For debs, rpms, and static builds, see the downloads page.

Building from source

  1. Install PCRE development libraries:
    • Ubuntu: apt-get install -y libpcre3-dev
    • OS X: Install homebrew, then brew install pcre
    • Windows: It's complicated. See this wiki page.
  2. Run the build script (which just runs aclocal, automake, etc):
    • ./build.sh
  3. Make install:
    • sudo make install

Current development status

It's pretty stable now. Most changes are new features or minor bug fixes, such as support for named pipes. It's much faster than ack in my benchmarks.

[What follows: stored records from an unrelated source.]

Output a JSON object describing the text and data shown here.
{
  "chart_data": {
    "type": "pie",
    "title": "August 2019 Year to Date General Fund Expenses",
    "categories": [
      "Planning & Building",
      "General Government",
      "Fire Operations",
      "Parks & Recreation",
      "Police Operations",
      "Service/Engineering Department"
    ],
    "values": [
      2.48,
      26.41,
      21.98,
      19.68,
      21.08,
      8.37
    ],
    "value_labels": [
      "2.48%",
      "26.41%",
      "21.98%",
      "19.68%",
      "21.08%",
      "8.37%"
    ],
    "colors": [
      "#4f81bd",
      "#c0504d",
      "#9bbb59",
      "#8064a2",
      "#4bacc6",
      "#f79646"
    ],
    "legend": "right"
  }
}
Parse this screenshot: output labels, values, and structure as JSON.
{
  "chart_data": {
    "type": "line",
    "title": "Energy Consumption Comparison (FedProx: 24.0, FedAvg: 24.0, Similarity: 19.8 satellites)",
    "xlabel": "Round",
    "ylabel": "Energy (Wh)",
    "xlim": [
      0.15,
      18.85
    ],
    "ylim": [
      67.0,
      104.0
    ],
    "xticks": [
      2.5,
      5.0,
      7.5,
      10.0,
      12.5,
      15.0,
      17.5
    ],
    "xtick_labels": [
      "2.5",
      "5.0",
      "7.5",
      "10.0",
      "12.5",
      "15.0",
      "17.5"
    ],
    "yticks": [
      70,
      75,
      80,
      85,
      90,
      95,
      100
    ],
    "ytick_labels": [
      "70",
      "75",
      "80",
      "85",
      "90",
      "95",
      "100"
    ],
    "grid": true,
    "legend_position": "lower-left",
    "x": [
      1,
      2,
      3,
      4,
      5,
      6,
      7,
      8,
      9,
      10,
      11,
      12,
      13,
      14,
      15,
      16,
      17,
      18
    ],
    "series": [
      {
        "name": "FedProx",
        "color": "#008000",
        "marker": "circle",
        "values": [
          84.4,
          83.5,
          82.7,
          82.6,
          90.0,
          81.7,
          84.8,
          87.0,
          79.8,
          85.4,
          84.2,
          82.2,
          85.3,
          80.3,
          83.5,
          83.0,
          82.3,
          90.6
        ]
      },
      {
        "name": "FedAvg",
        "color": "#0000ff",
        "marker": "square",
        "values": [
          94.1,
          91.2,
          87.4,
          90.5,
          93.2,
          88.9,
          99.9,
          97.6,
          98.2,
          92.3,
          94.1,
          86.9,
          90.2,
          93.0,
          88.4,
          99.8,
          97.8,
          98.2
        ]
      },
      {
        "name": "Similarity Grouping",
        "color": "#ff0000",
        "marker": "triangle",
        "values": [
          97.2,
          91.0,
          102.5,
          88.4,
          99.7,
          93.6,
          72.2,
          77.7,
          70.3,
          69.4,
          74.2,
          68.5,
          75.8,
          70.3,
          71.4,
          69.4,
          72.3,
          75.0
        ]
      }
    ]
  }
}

ack -i SOLR ~/cloudkick/reach  2.89s user 0.77s system 97% cpu 3.765 total

ag -i SOLR ~/cloudkick/reach  0.25s user 0.13s system 94% cpu 0.404 total

You can use ag with my fork of the popular ackmate plugin, which lets you use both ack and ag for searching in Textmate. You can also move or delete "~/Library/Application Support/TextMate/PlugIns/AckMate.tmplugin/Contents/Resources/ackmate_ack" and run ln -s /usr/local/bin/ag "~/Library/Application Support/TextMate/PlugIns/AckMate.tmplugin/Contents/Resources/ackmate_ack"

TODO

  • behave better when matching in files with really long lines
    • maybe say "match found at position X of line N" if line is > 10k chars
  • optimizations
    • pthreads. these days it's silly to use only one core
  • actually get textmate dir patterns working (this requires ruby regexes. not fun)
  • symlink loop detection

Other stuff you might like

  • Ack - Better than grep
  • AckMate - An ack-powered replacement for TextMate's slow built-in search.
  • ack.vim
  • Exuberant Ctags - Faster than Ag, but it builds an index beforehand. Good for really big codebases.
  • Git-grep - As fast as Ag but only works on git repos.